Fig. 6. Distribution of CNH and survival curves of microsatellite-instable cancers.

a Distribution of copy number heterogeneity (CNH) for 558 microsatellite-instable (MSI) tumours (bars) versus all 10,208 primary cancers (line) in TCGA. Kaplan–Meier plots of progression-free interval (b) and overall survival (c).
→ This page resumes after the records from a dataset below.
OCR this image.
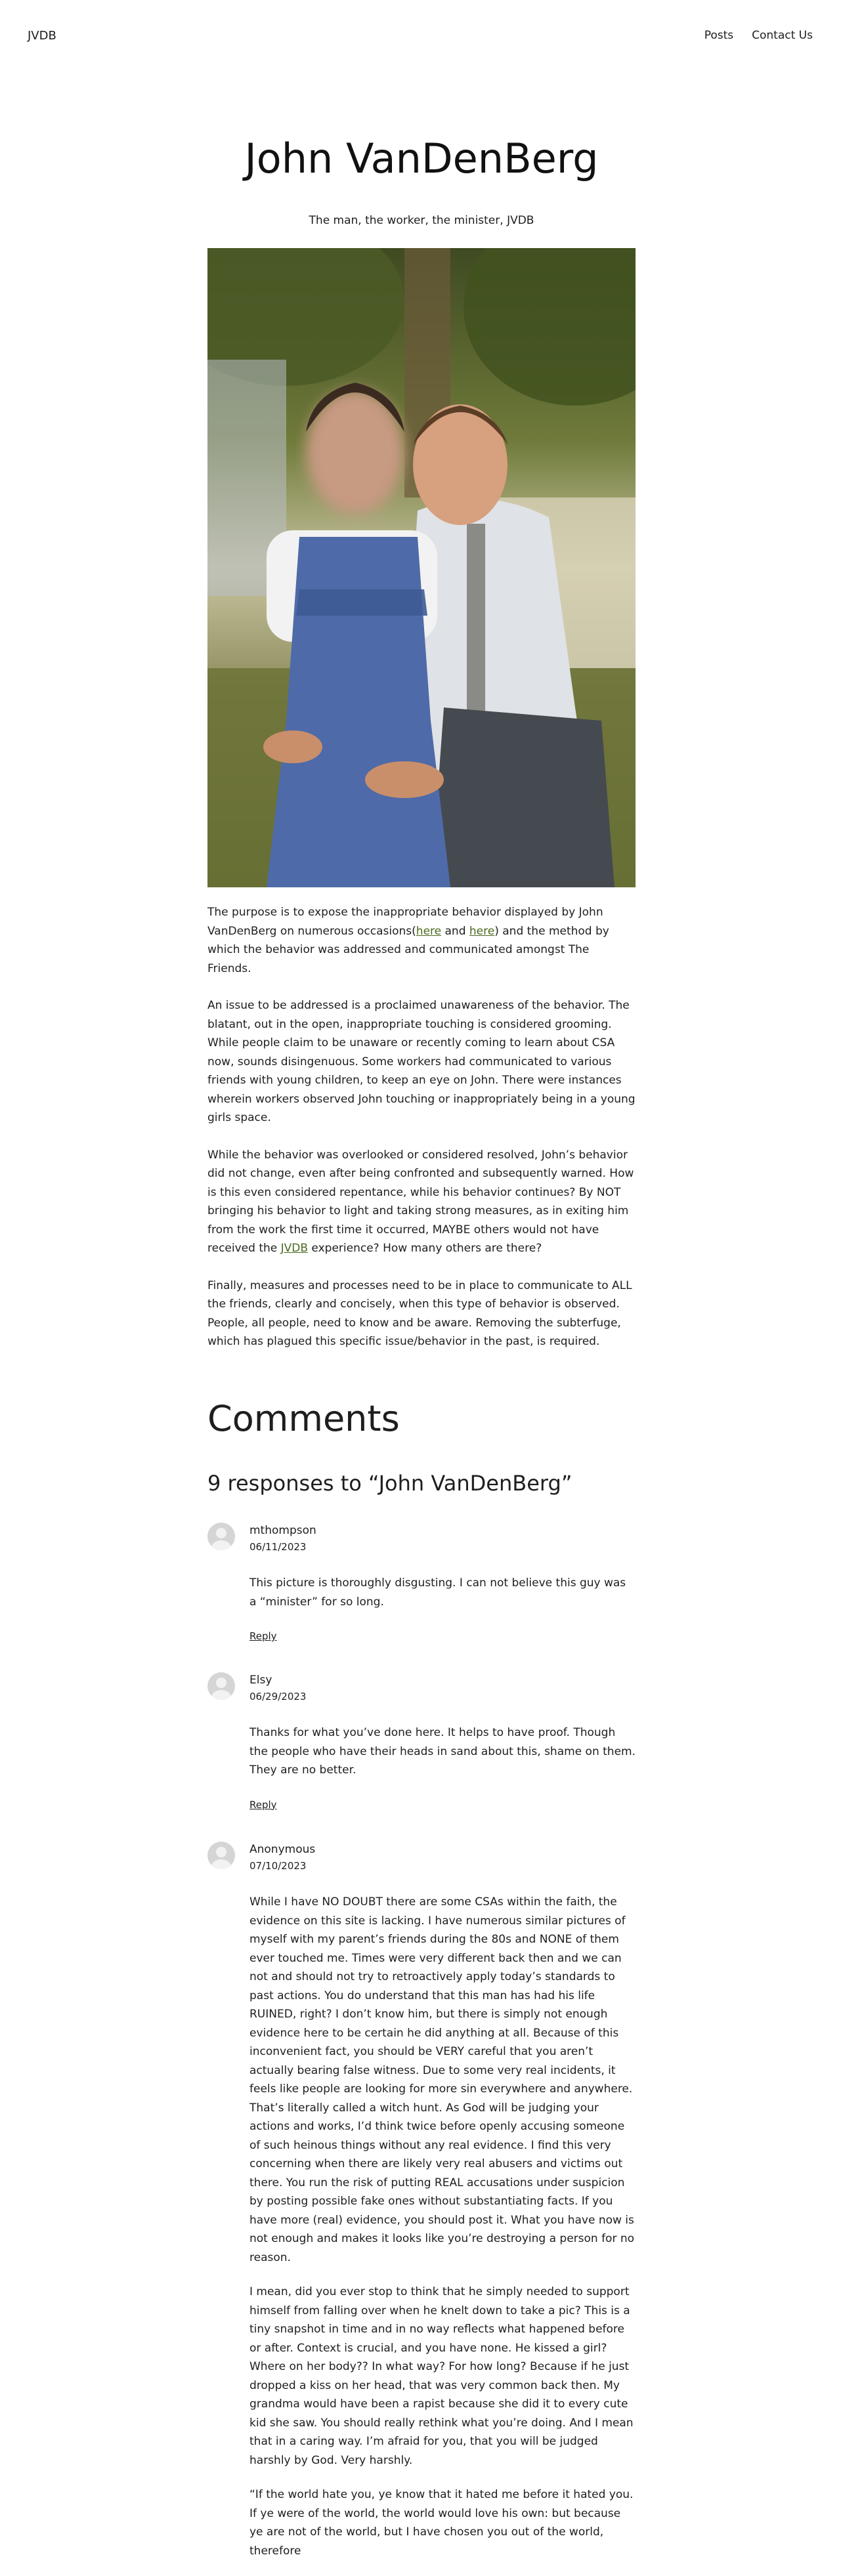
JVDB	Posts Contact Us
John VanDenBerg

The man, the worker, the minister, JVDB

The purpose is to expose the inappropriate behavior displayed by John VanDenBerg on numerous occasions(here and here) and the method by which the behavior was addressed and communicated amongst The Friends.

An issue to be addressed is a proclaimed unawareness of the behavior. The blatant, out in the open, inappropriate touching is considered grooming. While people claim to be unaware or recently coming to learn about CSA now, sounds disingenuous. Some workers had communicated to various friends with young children, to keep an eye on John. There were instances wherein workers observed John touching or inappropriately being in a young girls space.

While the behavior was overlooked or considered resolved, John’s behavior did not change, even after being confronted and subsequently warned. How is this even considered repentance, while his behavior continues? By NOT bringing his behavior to light and taking strong measures, as in exiting him from the work the first time it occurred, MAYBE others would not have received the JVDB experience? How many others are there?

Finally, measures and processes need to be in place to communicate to ALL the friends, clearly and concisely, when this type of behavior is observed. People, all people, need to know and be aware. Removing the subterfuge, which has plagued this specific issue/behavior in the past, is required.

Comments
9 responses to “John VanDenBerg”
mthompson
06/11/2023

This picture is thoroughly disgusting. I can not believe this guy was a “minister” for so long.

Reply
Elsy
06/29/2023

Thanks for what you’ve done here. It helps to have proof. Though the people who have their heads in sand about this, shame on them. They are no better.

Reply
Anonymous
07/10/2023

While I have NO DOUBT there are some CSAs within the faith, the evidence on this site is lacking. I have numerous similar pictures of myself with my parent’s friends during the 80s and NONE of them ever touched me. Times were very different back then and we can not and should not try to retroactively apply today’s standards to past actions. You do understand that this man has had his life RUINED, right? I don’t know him, but there is simply not enough evidence here to be certain he did anything at all. Because of this inconvenient fact, you should be VERY careful that you aren’t actually bearing false witness. Due to some very real incidents, it feels like people are looking for more sin everywhere and anywhere. That’s literally called a witch hunt. As God will be judging your actions and works, I’d think twice before openly accusing someone of such heinous things without any real evidence. I find this very concerning when there are likely very real abusers and victims out there. You run the risk of putting REAL accusations under suspicion by posting possible fake ones without substantiating facts. If you have more (real) evidence, you should post it. What you have now is not enough and makes it looks like you’re destroying a person for no reason.

I mean, did you ever stop to think that he simply needed to support himself from falling over when he knelt down to take a pic? This is a tiny snapshot in time and in no way reflects what happened before or after. Context is crucial, and you have none. He kissed a girl? Where on her body?? In what way? For how long? Because if he just dropped a kiss on her head, that was very common back then. My grandma would have been a rapist because she did it to every cute kid she saw. You should really rethink what you’re doing. And I mean that in a caring way. I’m afraid for you, that you will be judged harshly by God. Very harshly.

“If the world hate you, ye know that it hated me before it hated you. If ye were of the world, the world would love his own: but because ye are not of the world, but I have chosen you out of the world, therefore
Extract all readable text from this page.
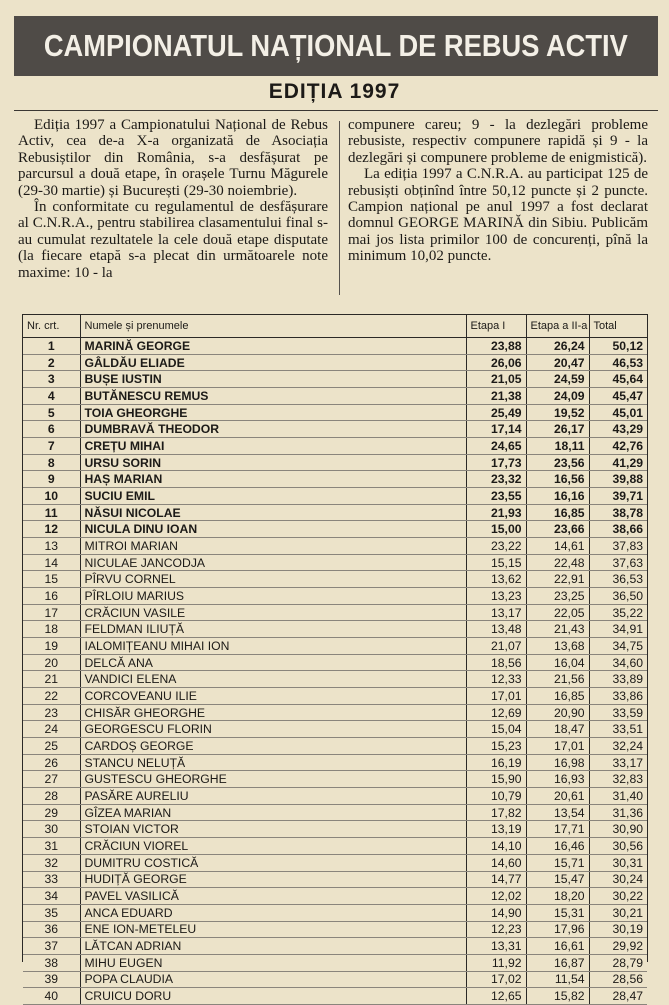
CAMPIONATUL NAȚIONAL DE REBUS ACTIV
EDIȚIA 1997

Ediția 1997 a Campionatului Național de Rebus Activ, cea de-a X-a organizată de Asociația Rebusiștilor din România, s-a desfășurat pe parcursul a două etape, în orașele Turnu Măgurele (29-30 martie) și București (29-30 noiembrie).

În conformitate cu regulamentul de desfășurare al C.N.R.A., pentru stabilirea clasamentului final s-au cumulat rezultatele la cele două etape disputate (la fiecare etapă s-a plecat din următoarele note maxime: 10 - la

compunere careu; 9 - la dezlegări probleme rebusiste, respectiv compunere rapidă și 9 - la dezlegări și compunere probleme de enigmistică).

La ediția 1997 a C.N.R.A. au participat 125 de rebusiști obținînd între 50,12 puncte și 2 puncte. Campion național pe anul 1997 a fost declarat domnul GEORGE MARINĂ din Sibiu. Publicăm mai jos lista primilor 100 de concurenți, pînă la minimum 10,02 puncte.

Nr. crt.	Numele și prenumele	Etapa I	Etapa a II-a	Total
1	MARINĂ GEORGE	23,88	26,24	50,12
2	GÂLDĂU ELIADE	26,06	20,47	46,53
3	BUȘE IUSTIN	21,05	24,59	45,64
4	BUTĂNESCU REMUS	21,38	24,09	45,47
5	TOIA GHEORGHE	25,49	19,52	45,01
6	DUMBRAVĂ THEODOR	17,14	26,17	43,29
7	CREȚU MIHAI	24,65	18,11	42,76
8	URSU SORIN	17,73	23,56	41,29
9	HAȘ MARIAN	23,32	16,56	39,88
10	SUCIU EMIL	23,55	16,16	39,71
11	NĂSUI NICOLAE	21,93	16,85	38,78
12	NICULA DINU IOAN	15,00	23,66	38,66
13	MITROI MARIAN	23,22	14,61	37,83
14	NICULAE JANCODJA	15,15	22,48	37,63
15	PÎRVU CORNEL	13,62	22,91	36,53
16	PÎRLOIU MARIUS	13,23	23,25	36,50
17	CRĂCIUN VASILE	13,17	22,05	35,22
18	FELDMAN ILIUȚĂ	13,48	21,43	34,91
19	IALOMIȚEANU MIHAI ION	21,07	13,68	34,75
20	DELCĂ ANA	18,56	16,04	34,60
21	VANDICI ELENA	12,33	21,56	33,89
22	CORCOVEANU ILIE	17,01	16,85	33,86
23	CHISĂR GHEORGHE	12,69	20,90	33,59
24	GEORGESCU FLORIN	15,04	18,47	33,51
25	CARDOȘ GEORGE	15,23	17,01	32,24
26	STANCU NELUȚĂ	16,19	16,98	33,17
27	GUSTESCU GHEORGHE	15,90	16,93	32,83
28	PASĂRE AURELIU	10,79	20,61	31,40
29	GÎZEA MARIAN	17,82	13,54	31,36
30	STOIAN VICTOR	13,19	17,71	30,90
31	CRĂCIUN VIOREL	14,10	16,46	30,56
32	DUMITRU COSTICĂ	14,60	15,71	30,31
33	HUDIȚĂ GEORGE	14,77	15,47	30,24
34	PAVEL VASILICĂ	12,02	18,20	30,22
35	ANCA EDUARD	14,90	15,31	30,21
36	ENE ION-METELEU	12,23	17,96	30,19
37	LĂTCAN ADRIAN	13,31	16,61	29,92
38	MIHU EUGEN	11,92	16,87	28,79
39	POPA CLAUDIA	17,02	11,54	28,56
40	CRUICU DORU	12,65	15,82	28,47
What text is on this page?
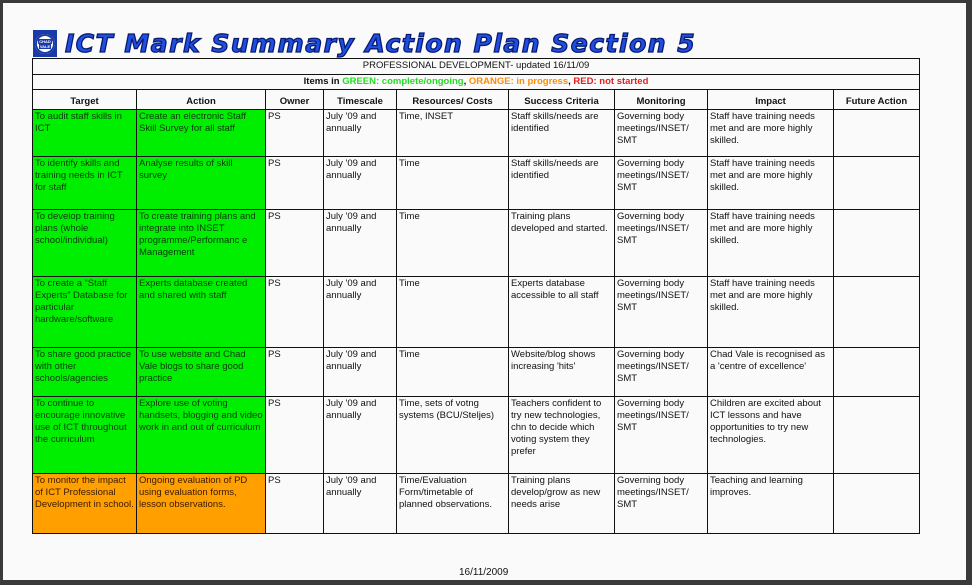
CHAD
VALE ICT Mark Summary Action Plan Section 5
PROFESSIONAL DEVELOPMENT- updated 16/11/09								
Items in GREEN: complete/ongoing, ORANGE: in progress, RED: not started								
Target	Action	Owner	Timescale	Resources/ Costs	Success Criteria	Monitoring	Impact	Future Action
To audit staff skills in ICT	Create an electronic Staff Skill Survey for all staff	PS	July '09 and annually	Time, INSET	Staff skills/needs are identified	Governing body meetings/INSET/ SMT	Staff have training needs met and are more highly skilled.	
To identify skills and training needs in ICT for staff	Analyse results of skill survey	PS	July '09 and annually	Time	Staff skills/needs are identified	Governing body meetings/INSET/ SMT	Staff have training needs met and are more highly skilled.	
To develop training plans (whole school/individual)	To create training plans and integrate into INSET programme/Performanc e Management	PS	July '09 and annually	Time	Training plans developed and started.	Governing body meetings/INSET/ SMT	Staff have training needs met and are more highly skilled.	
To create a “Staff Experts” Database for particular hardware/software	Experts database created and shared with staff	PS	July '09 and annually	Time	Experts database accessible to all staff	Governing body meetings/INSET/ SMT	Staff have training needs met and are more highly skilled.	
To share good practice with other schools/agencies	To use website and Chad Vale blogs to share good practice	PS	July '09 and annually	Time	Website/blog shows increasing 'hits'	Governing body meetings/INSET/ SMT	Chad Vale is recognised as a 'centre of excellence'	
To continue to encourage innovative use of ICT throughout the curriculum	Explore use of voting handsets, blogging and video work in and out of curriculum	PS	July '09 and annually	Time, sets of votng systems (BCU/Steljes)	Teachers confident to try new technologies, chn to decide which voting system they prefer	Governing body meetings/INSET/ SMT	Children are excited about ICT lessons and have opportunities to try new technologies.	
To monitor the impact of ICT Professional Development in school.	Ongoing evaluation of PD using evaluation forms, lesson observations.	PS	July '09 and annually	Time/Evaluation Form/timetable of planned observations.	Training plans develop/grow as new needs arise	Governing body meetings/INSET/ SMT	Teaching and learning improves.	
16/11/2009
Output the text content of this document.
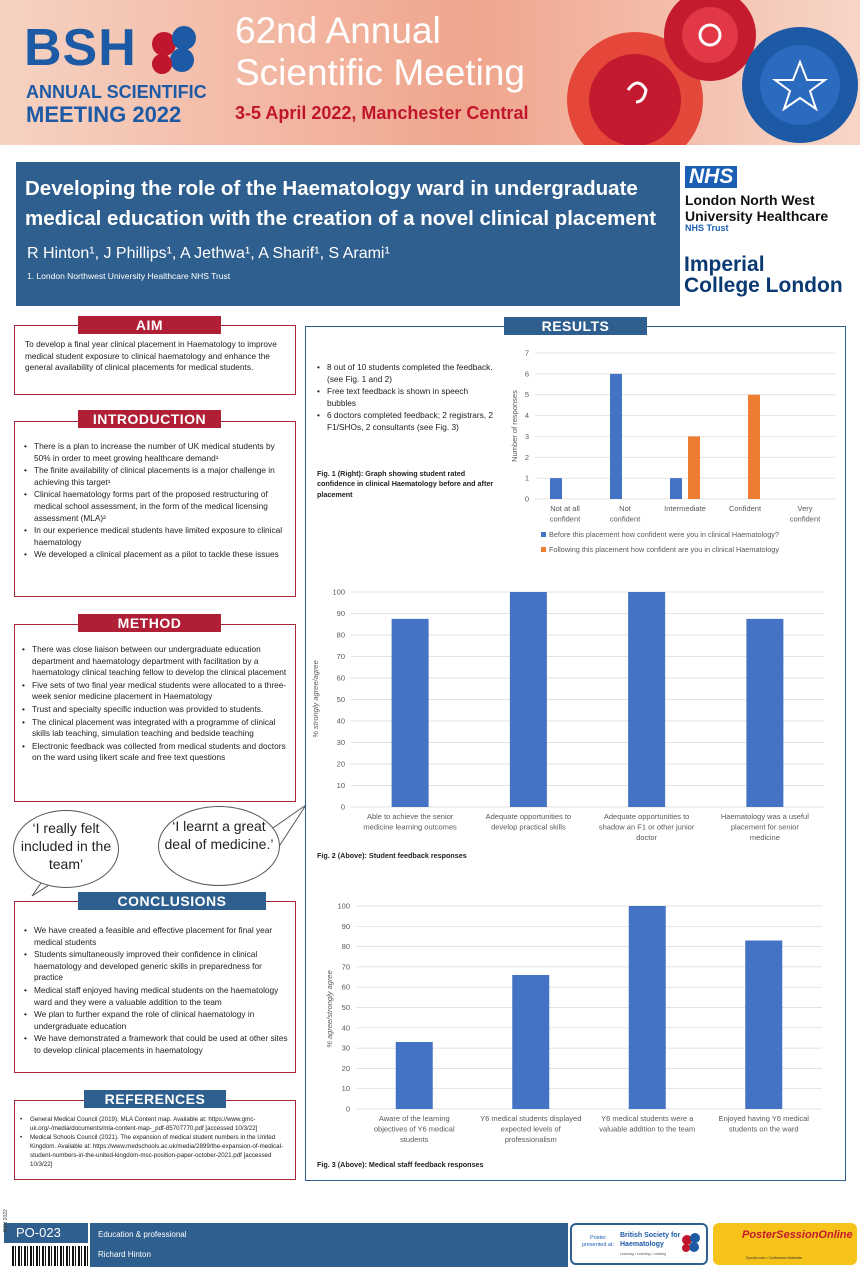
BSH
ANNUAL SCIENTIFIC
MEETING 2022
62nd Annual Scientific Meeting
3-5 April 2022, Manchester Central
Developing the role of the Haematology ward in undergraduate medical education with the creation of a novel clinical placement
R Hinton¹, J Phillips¹, A Jethwa¹, A Sharif¹, S Arami¹
1. London Northwest University Healthcare NHS Trust
NHS
London North West University Healthcare
NHS Trust
Imperial College London
AIM
To develop a final year clinical placement in Haematology to improve medical student exposure to clinical haematology and enhance the general availability of clinical placements for medical students.
INTRODUCTION
• There is a plan to increase the number of UK medical students by 50% in order to meet growing healthcare demand¹
• The finite availability of clinical placements is a major challenge in achieving this target¹
• Clinical haematology forms part of the proposed restructuring of medical school assessment, in the form of the medical licensing assessment (MLA)²
• In our experience medical students have limited exposure to clinical haematology
• We developed a clinical placement as a pilot to tackle these issues
METHOD
• There was close liaison between our undergraduate education department and haematology department with facilitation by a haematology clinical teaching fellow to develop the clinical placement
• Five sets of two final year medical students were allocated to a three-week senior medicine placement in Haematology
• Trust and specialty specific induction was provided to students.
• The clinical placement was integrated with a programme of clinical skills lab teaching, simulation teaching and bedside teaching
• Electronic feedback was collected from medical students and doctors on the ward using likert scale and free text questions
‘I really felt included in the team’
‘I learnt a great deal of medicine.’
CONCLUSIONS
• We have created a feasible and effective placement for final year medical students
• Students simultaneously improved their confidence in clinical haematology and developed generic skills in preparedness for practice
• Medical staff enjoyed having medical students on the haematology ward and they were a valuable addition to the team
• We plan to further expand the role of clinical haematology in undergraduate education
• We have demonstrated a framework that could be used at other sites to develop clinical placements in haematology
REFERENCES
• General Medical Council (2019). MLA Content map. Available at: https://www.gmc-uk.org/-/media/documents/mla-content-map-_pdf-85707770.pdf [accessed 10/3/22]
• Medical Schools Council (2021). The expansion of medical student numbers in the United Kingdom. Available at: https://www.medschools.ac.uk/media/2899/the-expansion-of-medical-student-numbers-in-the-united-kingdom-msc-position-paper-october-2021.pdf [accessed 10/3/22]
RESULTS
• 8 out of 10 students completed the feedback. (see Fig. 1 and 2)
• Free text feedback is shown in speech bubbles
• 6 doctors completed feedback; 2 registrars, 2 F1/SHOs, 2 consultants (see Fig. 3)
Fig. 1 (Right): Graph showing student rated confidence in clinical Haematology before and after placement
0
1
2
3
4
5
6
7
Not at all confident
Not confident
Intermediate	Confident	Very confident
Number of responses
Before this placement how confident were you in clinical Haematology?
Following this placement how confident are you in clinical Haematology
0
10
20
30
40
50
60
70
80
90
100
Able to achieve the senior medicine learning outcomes
Adequate opportunities to develop practical skills
Adequate opportunities to shadow an F1 or other junior doctor
Haematology was a useful placement for senior medicine
% strongly agree/agree
Fig. 2 (Above): Student feedback responses
0
10
20
30
40
50
60
70
80
90
100
Aware of the learning objectives of Y6 medical students
Y6 medical students displayed expected levels of professionalism
Y6 medical students were a valuable addition to the team
Enjoyed having Y6 medical students on the ward
% agree/strongly agree
Fig. 3 (Above): Medical staff feedback responses
PO-023
BSH 2022
Education & professional
Richard Hinton
Poster presented at:
British Society for Haematology
Learning • Learning • Leading
PosterSessionOnline
Eposter.com • Conference Abstracts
Patients with MSI tumours are split into three groups of equal size based on rank-ordered CNH in the survival analysis. The most homogeneous (blue) and most heterogeneous (red) groups are compared by the two-sided log-rank test. Source data are provided as a Source Data file.

Fig. 7. CNH increases with stage and is predictive within each stage.

a Distribution of copy number heterogeneity (CNH) per stage, for 7792 primary cancers in TCGA with known stage and copy number data. Kaplan–Meier plots of progression-free interval (b) and overall survival (c). Per stage, patients are split into three groups of equal size based on rank-ordered CNH in the survival analysis. The most homogeneous (blue) and most heterogeneous (red) groups are compared by the two-sided log-rank test. Source data are provided as a Source Data file.

Fig. 8. CNH predicts survival rates of cancer types.

Median copy number heterogeneity (CNH) versus the fraction of patients with 2-year progression-free interval (PFI, a) and 5-year overall survival (OS, b) for each cancer type in TCGA. Spearman’s rank correlation is reported. The red line (shade) is a linear fit (95% confidence interval). c Median CNH versus the fraction of patients with 3-year OS for each study in ICGC. Spearman’s rank correlation is reported. The red line (shade) is a linear fit (95% confidence interval). Source data are provided as a Source Data file.